In the early 1960s, Jamaican producers such as Leslie Kong, Clement ‘Coxsone’ Dodd and Duke Reid created a new sound to replace American R&B acts. The new sound drew on R&B, rock & roll, swing, jazz, calypso and even European ballroom music. When Jamaican folk or ‘mento’ rhythms were added with the distinctive banjo twang, ska was born.
Pioneers included Prince Buster, Don Drummond and Desmond Dekker; the first two were purveyors of ska instrumentals while Dekker created such classic vocal tracks as The Israelites (UK #1 in 1969). Rounding off the original ska quartet was Derrick Morgan, a teen star who became a rude boy icon.
Ska acts were prolific musicians. Drummond wrote 300 tracks in his brief five-year career until he was gunned down by the family of Marguerita Mahfood, his former girlfriend whom, they believed, he had killed. But then in Jamaica and in Britain alike, ska fans seemed eager to buy every track by their heroes. This did not apply in the US, although Dekker did make the Top 10 with The Israelites.
The battle between producer Prince Buster and Leslie Kong (the elder statesman of ska) helped define the genre.

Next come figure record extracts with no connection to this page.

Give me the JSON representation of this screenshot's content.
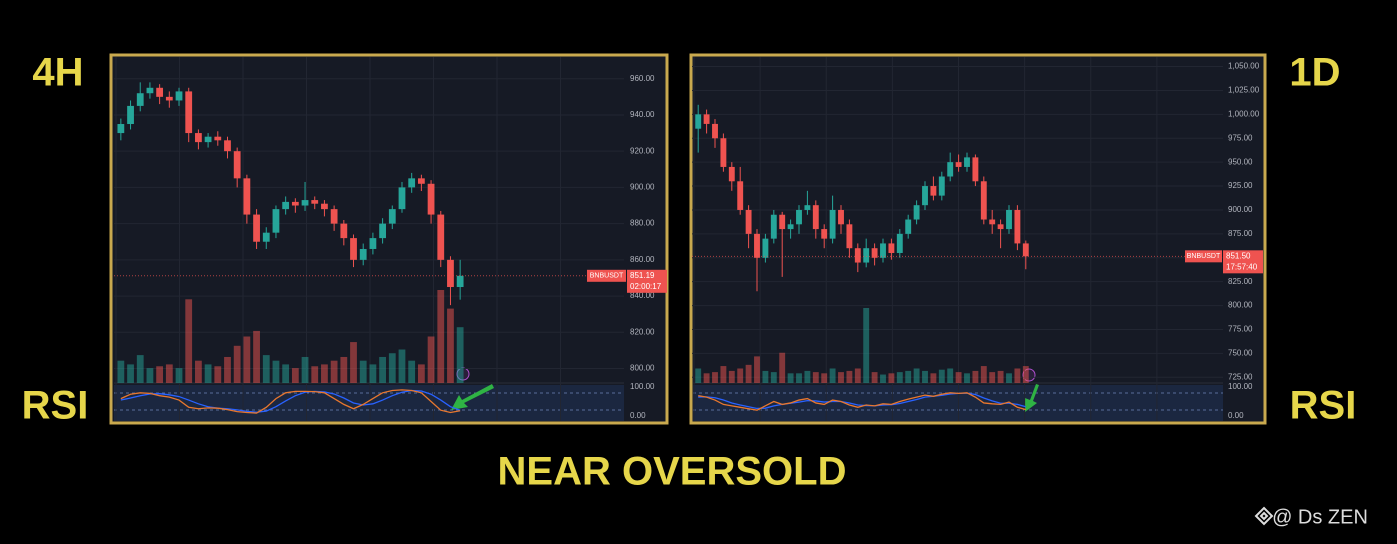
{
  "chart_data": [
    {
      "type": "candlestick",
      "title": "4H",
      "indicator_label": "RSI",
      "symbol": "BNBUSDT",
      "last_price": 851.19,
      "countdown": "02:00:17",
      "up_color": "#26a69a",
      "down_color": "#ef5350",
      "open": [
        930,
        935,
        945,
        952,
        955,
        950,
        948,
        953,
        930,
        925,
        928,
        926,
        920,
        905,
        885,
        870,
        875,
        888,
        892,
        890,
        893,
        891,
        888,
        880,
        872,
        860,
        866,
        872,
        880,
        888,
        900,
        905,
        902,
        885,
        860,
        845
      ],
      "high": [
        938,
        948,
        958,
        958,
        957,
        953,
        955,
        955,
        932,
        930,
        931,
        928,
        922,
        907,
        888,
        878,
        890,
        895,
        894,
        903,
        895,
        893,
        890,
        882,
        874,
        869,
        875,
        883,
        890,
        903,
        908,
        907,
        904,
        887,
        862,
        860
      ],
      "low": [
        926,
        932,
        942,
        949,
        946,
        944,
        945,
        925,
        921,
        922,
        923,
        916,
        900,
        880,
        866,
        866,
        872,
        885,
        886,
        887,
        888,
        884,
        876,
        868,
        856,
        857,
        863,
        869,
        877,
        886,
        897,
        898,
        880,
        856,
        835,
        838
      ],
      "close": [
        935,
        945,
        952,
        955,
        950,
        948,
        953,
        930,
        925,
        928,
        926,
        920,
        905,
        885,
        870,
        875,
        888,
        892,
        890,
        893,
        891,
        888,
        880,
        872,
        860,
        866,
        872,
        880,
        888,
        900,
        905,
        902,
        885,
        860,
        845,
        851.19
      ],
      "volume": [
        12,
        10,
        15,
        8,
        9,
        10,
        8,
        45,
        12,
        10,
        9,
        14,
        20,
        25,
        28,
        15,
        12,
        10,
        8,
        14,
        9,
        10,
        12,
        14,
        22,
        12,
        10,
        14,
        16,
        18,
        12,
        10,
        25,
        50,
        40,
        30
      ],
      "rsi": {
        "color": "#e8772e",
        "values": [
          60,
          75,
          80,
          78,
          70,
          65,
          55,
          30,
          25,
          28,
          27,
          22,
          15,
          12,
          10,
          30,
          60,
          80,
          85,
          85,
          84,
          80,
          60,
          40,
          25,
          40,
          60,
          80,
          88,
          90,
          88,
          80,
          50,
          20,
          12,
          18
        ]
      },
      "rsi_ma": {
        "color": "#2962ff",
        "values": [
          55,
          62,
          70,
          76,
          77,
          73,
          67,
          55,
          42,
          32,
          27,
          25,
          21,
          16,
          13,
          17,
          32,
          52,
          70,
          82,
          85,
          83,
          76,
          62,
          45,
          38,
          42,
          55,
          70,
          82,
          88,
          86,
          75,
          55,
          32,
          20
        ]
      },
      "ylim": [
        792,
        972
      ],
      "yticks": [
        {
          "value": 800,
          "label": "800.00"
        },
        {
          "value": 820,
          "label": "820.00"
        },
        {
          "value": 840,
          "label": "840.00"
        },
        {
          "value": 860,
          "label": "860.00"
        },
        {
          "value": 880,
          "label": "880.00"
        },
        {
          "value": 900,
          "label": "900.00"
        },
        {
          "value": 920,
          "label": "920.00"
        },
        {
          "value": 940,
          "label": "940.00"
        },
        {
          "value": 960,
          "label": "960.00"
        }
      ],
      "rsi_ylim": [
        0,
        100
      ],
      "rsi_yticks": [
        {
          "value": 0,
          "label": "0.00"
        },
        {
          "value": 100,
          "label": "100.00"
        }
      ]
    },
    {
      "type": "candlestick",
      "title": "1D",
      "indicator_label": "RSI",
      "symbol": "BNBUSDT",
      "last_price": {
        "value": 851.5,
        "label": "851.50"
      },
      "countdown": "17:57:40",
      "up_color": "#26a69a",
      "down_color": "#ef5350",
      "open": [
        985,
        1000,
        990,
        975,
        945,
        930,
        900,
        875,
        850,
        870,
        895,
        880,
        885,
        900,
        905,
        880,
        870,
        900,
        885,
        860,
        845,
        860,
        850,
        865,
        855,
        875,
        890,
        905,
        925,
        915,
        935,
        950,
        945,
        955,
        930,
        890,
        885,
        880,
        900,
        865
      ],
      "high": [
        1010,
        1005,
        995,
        980,
        950,
        945,
        905,
        880,
        875,
        900,
        898,
        890,
        905,
        920,
        910,
        885,
        915,
        905,
        890,
        865,
        870,
        865,
        870,
        870,
        880,
        895,
        910,
        930,
        935,
        940,
        960,
        958,
        960,
        958,
        935,
        900,
        890,
        905,
        905,
        868
      ],
      "low": [
        960,
        980,
        965,
        940,
        920,
        895,
        860,
        815,
        845,
        865,
        830,
        870,
        875,
        895,
        870,
        860,
        865,
        875,
        850,
        835,
        840,
        842,
        845,
        848,
        850,
        870,
        885,
        900,
        910,
        910,
        930,
        940,
        940,
        925,
        885,
        875,
        860,
        875,
        858,
        838
      ],
      "close": [
        1000,
        990,
        975,
        945,
        930,
        900,
        875,
        850,
        870,
        895,
        880,
        885,
        900,
        905,
        880,
        870,
        900,
        885,
        860,
        845,
        860,
        850,
        865,
        855,
        875,
        890,
        905,
        925,
        915,
        935,
        950,
        945,
        955,
        930,
        890,
        885,
        880,
        900,
        865,
        851.5
      ],
      "volume": [
        12,
        8,
        9,
        14,
        10,
        12,
        15,
        22,
        10,
        9,
        25,
        8,
        8,
        10,
        9,
        8,
        12,
        9,
        10,
        12,
        62,
        9,
        7,
        8,
        9,
        10,
        12,
        10,
        8,
        11,
        12,
        9,
        8,
        10,
        14,
        9,
        10,
        8,
        12,
        14
      ],
      "rsi": {
        "color": "#e8772e",
        "values": [
          70,
          65,
          55,
          40,
          35,
          30,
          25,
          20,
          35,
          50,
          40,
          45,
          55,
          60,
          45,
          40,
          55,
          50,
          38,
          30,
          38,
          35,
          42,
          40,
          50,
          58,
          65,
          72,
          68,
          75,
          80,
          78,
          80,
          65,
          45,
          42,
          40,
          48,
          30,
          22
        ]
      },
      "rsi_ma": {
        "color": "#2962ff",
        "values": [
          65,
          66,
          63,
          55,
          45,
          38,
          32,
          26,
          27,
          35,
          40,
          44,
          48,
          53,
          52,
          48,
          50,
          50,
          45,
          38,
          36,
          35,
          38,
          39,
          43,
          50,
          57,
          65,
          68,
          71,
          76,
          78,
          79,
          74,
          62,
          52,
          44,
          44,
          40,
          32
        ]
      },
      "ylim": [
        719,
        1060
      ],
      "yticks": [
        {
          "value": 725,
          "label": "725.00"
        },
        {
          "value": 750,
          "label": "750.00"
        },
        {
          "value": 775,
          "label": "775.00"
        },
        {
          "value": 800,
          "label": "800.00"
        },
        {
          "value": 825,
          "label": "825.00"
        },
        {
          "value": 850,
          "label": "850.00"
        },
        {
          "value": 875,
          "label": "875.00"
        },
        {
          "value": 900,
          "label": "900.00"
        },
        {
          "value": 925,
          "label": "925.00"
        },
        {
          "value": 950,
          "label": "950.00"
        },
        {
          "value": 975,
          "label": "975.00"
        },
        {
          "value": 1000,
          "label": "1,000.00"
        },
        {
          "value": 1025,
          "label": "1,025.00"
        },
        {
          "value": 1050,
          "label": "1,050.00"
        }
      ],
      "rsi_ylim": [
        0,
        100
      ],
      "rsi_yticks": [
        {
          "value": 0,
          "label": "0.00"
        },
        {
          "value": 100,
          "label": "100.00"
        }
      ]
    }
  ],
  "annotation": "NEAR OVERSOLD",
  "watermark": "@ Ds ZEN"
}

In 1963 Buster’s protégé Derrick Morgan defected to his old cohort Kong and ‘borrowed’ an instrumental break from one of Buster’s songs for his first Kong release.
A series of records followed, including Blackhead Chinaman, as renowned for their magnetic beats as their scathing lyrics. The battle boiled over in 1966 as rocksteady and the rude boy culture emerged.
Morgan/Kong’s hit Tougher Than Tough told the tale of four rude boys on trial for violent crimes, yet let off by a lenient, unnamed judge. The song began a furious war of words, with Buster releasing Judge Dread, the magistrate sending the same boys down for centuries.
Judge Dread spawned a host of courtroom soap-style tracks, culminating in Buster’s The Barrister (credited to The Appeal). The barrister’s judgement even made national news, but Morgan had the last word: in Judge Dread In Court the notorious magistrate is jailed for impersonating a judge!
Founded in 1959 by Jamaican native Chris Blackwell, Island records captured the sound of ska as it emerged into a distinct form. In 1962, Blackwell and Island moved to London and began catering to the immigrant community in Britain’s large cities.
My Boy Lollipop by Millie Small became an international hit in 1964, exposing ska to more people than ever and catapulting Island into the big time.
During the 1970s reggae superseded ska in Jamaica, but ska had garnered enough of a following in the UK to inspire a wave of ska-inspired hit-making acts in the late 70s/early 80s. Madness and The Specials combined ska’s dance beat with the energy of punk to spearhead a very popular ska revival.